Blockchain-Based Web 3.0 Platform Breaks Down Barriers for Creators

Everybody is talking about Web 3.0, but few can explain why it is so important for the digital economy of the future. Let’s dig into this matter using the content creator market as a case study.

Currently, most content creators are trapped in Web 2.0 platforms that store their data on their own central servers. Consequently, these platforms essentially control this content and can arbitrarily decide whether to remove or demonetize it or block its creator completely.

Furthermore, their search algorithms decide which content will be proposed to potential viewers, which means they can shadow ban any material they dislike. And if one of these platforms ceases to exist, all of the data it stores will disappear along with it.

So, it is clear that the balance of power between currently existing content platforms and creators is unequal. Let’s have a look at how things will be organized differently with Web 3.0 platforms.

Welcome to Web 3.0

As opposed to Web 2.0, where data is stored on a particular server or computer and accessed via a web address, or URL, that directs users to it, Web 3.0 will operate over a P2P (peer-to-peer) network, where data is distributed over a vast number of computers, or nodes, with the help of blockchain technology. This decentralization of data means that no one party can dictate what can or cannot be done with it. Only the owner of the data has control over it. Thus, Web 3.0 returns control of content back to its owners.

But how would this work in actual practice? Let’s take video streaming platforms as an example.

Today, YouTube, a Web 2.0 platform, has a virtual monopoly on video streaming. If a creator of video content wants to expose their work to a large audience, they have little choice but to post it on Alphabet’s service. But, as it is well known, YouTube can block or demonetize any content it deems undesirable or ban users altogether. In this case, the creator has little recourse. Even if they write the platform to complain, they will likely just receive a vague message about “violating community guidelines,” if they receive any answer at all. Moreover, with YouTube, content creators have no say as to what portion of profits they will receive from advertising views. All terms are dictated by the platform, and users can just take them or leave them.

Now, let’s look at a Web 3.0 video streaming platform and compare.

At present, the Web 3.0-based project for media streaming in the most advanced stage of development is called FavorTube. It offers real-time, consumer-grade HD video playback and full lifecycle services for content creation, connecting content creators, consumers, and fans in one decentralized platform that is transparent, fair, and anti-censorship.

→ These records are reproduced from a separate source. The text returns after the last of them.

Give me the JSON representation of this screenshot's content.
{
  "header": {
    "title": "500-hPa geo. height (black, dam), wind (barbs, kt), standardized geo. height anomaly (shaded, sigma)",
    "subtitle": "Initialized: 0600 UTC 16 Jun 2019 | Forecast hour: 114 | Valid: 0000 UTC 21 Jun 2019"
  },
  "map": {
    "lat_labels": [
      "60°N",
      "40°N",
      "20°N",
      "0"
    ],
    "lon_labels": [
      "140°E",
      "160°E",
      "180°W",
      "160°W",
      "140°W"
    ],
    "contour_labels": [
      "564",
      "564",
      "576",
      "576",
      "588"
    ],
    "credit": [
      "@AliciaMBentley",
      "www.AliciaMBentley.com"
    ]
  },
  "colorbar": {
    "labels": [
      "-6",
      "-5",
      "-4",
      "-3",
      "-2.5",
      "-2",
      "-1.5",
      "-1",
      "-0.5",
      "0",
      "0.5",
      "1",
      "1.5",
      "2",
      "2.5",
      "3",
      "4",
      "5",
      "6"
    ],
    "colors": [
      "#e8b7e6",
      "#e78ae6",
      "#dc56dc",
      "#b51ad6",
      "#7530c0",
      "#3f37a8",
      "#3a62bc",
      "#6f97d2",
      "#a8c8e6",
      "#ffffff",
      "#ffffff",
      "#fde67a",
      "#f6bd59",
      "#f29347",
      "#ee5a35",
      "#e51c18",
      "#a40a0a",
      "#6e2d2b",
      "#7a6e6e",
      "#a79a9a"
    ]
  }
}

FavorTube uses smart contracts to automatically distribute revenue from consumer views of ads among creators, the platform, and viewers. It makes it possible to issue multiple forms of NFTs (permanent membership, crowdfunding) with one click, with revenue from channels or content automatically distributed to NTF holders. The rights and interests of commercial videos are protected via authorization on the P2P network.

FavorTube has developed its own protocol stack, dubbed FavorX, as an underlayer for decentralized storage and content distribution. While some projects have been working to implement fully decentralized media-streaming, FavorTube is the first platform to offer completely decentralized file storage, content distribution, data retrieval, and purchase transactions. Its out-of-the-box desktop and mobile applications are directly connected to the blockchain on mobile terminals via P2P networks whose performance increases as the scale of the network expands. FavorTube is also the first fully decentralized application project to support the use of mobile terminals directly connected without gateways on an anti-censorship and globally accessible streaming platform.

Thus, FavorTube has harnessed the decentralized financial characteristics of blockchain to create a new business model for content creation and revenue distribution that fundamentally reallocates power between content creators, consumers, and content display platforms. Consequently, content is once again owned by its creators, who can now profit from them freely and without exploitation or fear of censorship.

It is obvious that content creators will much prefer this arrangement and be flocking to Web 3.0-based platforms as this new iteration of the internet evolves. As people become more aware of the benefits that decentralization provides, there is little doubt that more and more Web 3.0 platforms will appear to meet the growing demand.